A poem by Om Prakash Valmiki (in translation) reads: “Caste is the razor-sharp instrument of the primitive civilization which riddles the body of the man on the street.” The film Article 15 portrays the thorniness of the caste system. It documents inequality, discrimination and exclusion that are the hallmarks of the caste system. At a time when the leading lights of the world of literature and the arts – especially the performing arts – slip into silence whenever the issue of caste is broached, it warrants some courage to produce a work that has the question of caste as its peg. Filmmaker Anubhav Sinha is known for taking the uncharted path and his last film Mulk is testimony to it.
There are two songs in the first half of the film – one that accompanies a performance and the other that plays in the background. The first song is in Bhojpuri: “Kahab to lag jayee dhak se, bade-bade logan ke bangla do bangle, aur bhaiyaa ac alag se, alag se.” It is no secret that economic inequality is growing deeper and wider in India. The World Inequality Lab Report, authored by economist Thomas Piketty and others, underlines this fact. The song describes the aspirations, the pains, the sadness, the misery and the struggle of the Dalits and the oppressed in the rural areas.
The other song that plays in the background is Blowing in the Wind, by Bob Dylan, a Nobel prizewinner for literature. The song stands up for human rights and decries war and war hysteria. “Yes, and how many ears must one man have before he can hear people cry? Yes, and how many deaths will it take till he knows that too many people have died?” goes a verse of the song. We see caste-based discrimination all around us. “Ignited minds” like Payal Tadwi and Rohith Vemula are forced to commit suicide; Dalits are targeted in the name of the holy cow and the Adivasis are sacrificed on the altar of “development”. But we hide ourselves under a cloak of silence. The film also quotes some portions from Rohith Vemula’s suicide note.
The film’s protagonist Ayan Ranjan, a role essayed by Ayushmann Khurrana, is a young IPS probationer, who is posted at a remote rural area of Uttar Pradesh. On the very day he takes up his assignment, two Dalit girls are raped and found hanging dead from a tree. A third girl goes missing. It is the for the first time that Ayan, brought up and educated in cities in India and abroad, comes face to face with the brutal reality of rural India. It is a culture shock to him. And the scene shakes the audience to the core.
As soon as we think of “they” and “us”, we become part of social exclusion, so rampant in rural parts of the country. The film excellently portrays the dichotomy of “they” and “us”; it shows how discriminatory practices are still alive and kicking. Here “us” is the upper-caste, educated men from well-off families and “they” are the people living on the margins of society.
The rapists include the Jat bodyguard of Ayan and the local Brahmin SHO (policeman in charge of a police station).

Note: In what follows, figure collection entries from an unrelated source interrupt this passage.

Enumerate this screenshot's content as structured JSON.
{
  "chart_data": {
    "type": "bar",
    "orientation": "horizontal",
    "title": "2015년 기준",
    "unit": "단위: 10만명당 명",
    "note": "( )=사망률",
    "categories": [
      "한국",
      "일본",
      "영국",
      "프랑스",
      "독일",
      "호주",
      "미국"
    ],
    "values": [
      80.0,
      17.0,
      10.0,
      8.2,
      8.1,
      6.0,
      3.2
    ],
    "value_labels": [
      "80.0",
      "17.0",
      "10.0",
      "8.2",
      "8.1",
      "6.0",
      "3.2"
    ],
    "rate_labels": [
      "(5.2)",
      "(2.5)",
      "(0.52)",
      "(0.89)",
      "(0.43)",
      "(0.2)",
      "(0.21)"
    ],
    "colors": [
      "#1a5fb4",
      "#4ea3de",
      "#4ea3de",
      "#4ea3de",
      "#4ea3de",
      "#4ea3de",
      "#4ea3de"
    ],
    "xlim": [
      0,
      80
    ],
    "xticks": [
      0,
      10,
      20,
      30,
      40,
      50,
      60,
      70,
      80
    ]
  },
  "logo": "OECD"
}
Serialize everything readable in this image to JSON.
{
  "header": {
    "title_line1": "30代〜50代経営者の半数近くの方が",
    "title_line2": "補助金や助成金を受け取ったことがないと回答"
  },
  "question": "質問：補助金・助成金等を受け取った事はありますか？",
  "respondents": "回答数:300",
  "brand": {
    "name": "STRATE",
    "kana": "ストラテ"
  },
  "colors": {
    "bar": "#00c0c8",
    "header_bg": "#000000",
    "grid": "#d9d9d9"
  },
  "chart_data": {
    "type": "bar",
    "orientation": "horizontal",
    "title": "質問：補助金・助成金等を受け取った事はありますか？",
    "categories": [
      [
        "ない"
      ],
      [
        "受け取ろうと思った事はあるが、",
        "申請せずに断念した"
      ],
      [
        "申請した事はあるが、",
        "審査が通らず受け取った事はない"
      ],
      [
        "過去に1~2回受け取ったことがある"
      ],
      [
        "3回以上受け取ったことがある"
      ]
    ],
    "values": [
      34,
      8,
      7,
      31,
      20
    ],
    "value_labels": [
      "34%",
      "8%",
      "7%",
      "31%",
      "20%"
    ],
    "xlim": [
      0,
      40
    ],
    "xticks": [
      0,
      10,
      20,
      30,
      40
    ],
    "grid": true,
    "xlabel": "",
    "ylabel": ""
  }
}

The entire administrative machinery is out to hush up the case and the father of the girls is framed in their murder. The film details the saga of the struggles of the Dalits.
Symbols and images have been used with great finesse in the film, reminding one of Tulsi Ram’s autobiographical Murdahiyaand Sharad Kumar Limbale’s story Dalit Brahmin.The film’s scriptwriter Gaurav Solanki has produced a gripping tale and the crafted dialogues that help visualize. One of them is, “Sometimes we become ‘saravjan’ and sometimes ‘bahujan’ but never ‘jan’.” It is a stinging jibe at the identity-based politics. This brand of politics took the Hindi belt, especially Uttar Pradesh, by storm, and its practitioners were in power for almost 25 years. And yet, no durable social change came about. Of course, the political empowerment of the Dalits and the Backwards was in itself a “silent revolution” and that is no mean achievement.
Which face of societal truth an artiste wants to present through their work, depends on their wisdom and understanding and is entirely their choice and privilege. Having said that, Article 15 gives the impression that casteism is a scourge that afflicts only the rural hinterland. This is far from the truth. Untouchability and discrimination are as much an urban reality, though they manifest themselves in a different way. According to the India Human Development Survey, one out of every four urban Indian practises untouchability in one form or the other.
The film also sends out a subtle message that the Dalits and the other oppressed need an emancipator from the upper castes. In his book Burden of Democracy, Pratap Bhanu Mehta argues that the upper caste reformers/emancipators do what they do to maintain the “balance” among the Hindus while the reformers from the oppressed classes work for genuine emancipation. Through the Bhim Army, the film does try to convey the message that Dalits will need to struggle for their own emancipation. In one scene, Ayan’s girlfriend tells him: “We do not need heroes. We need people who do not wait for the heroes.” Society doesn’t need messiahs; its emancipators will come from within. The marginalized will emancipate themselves.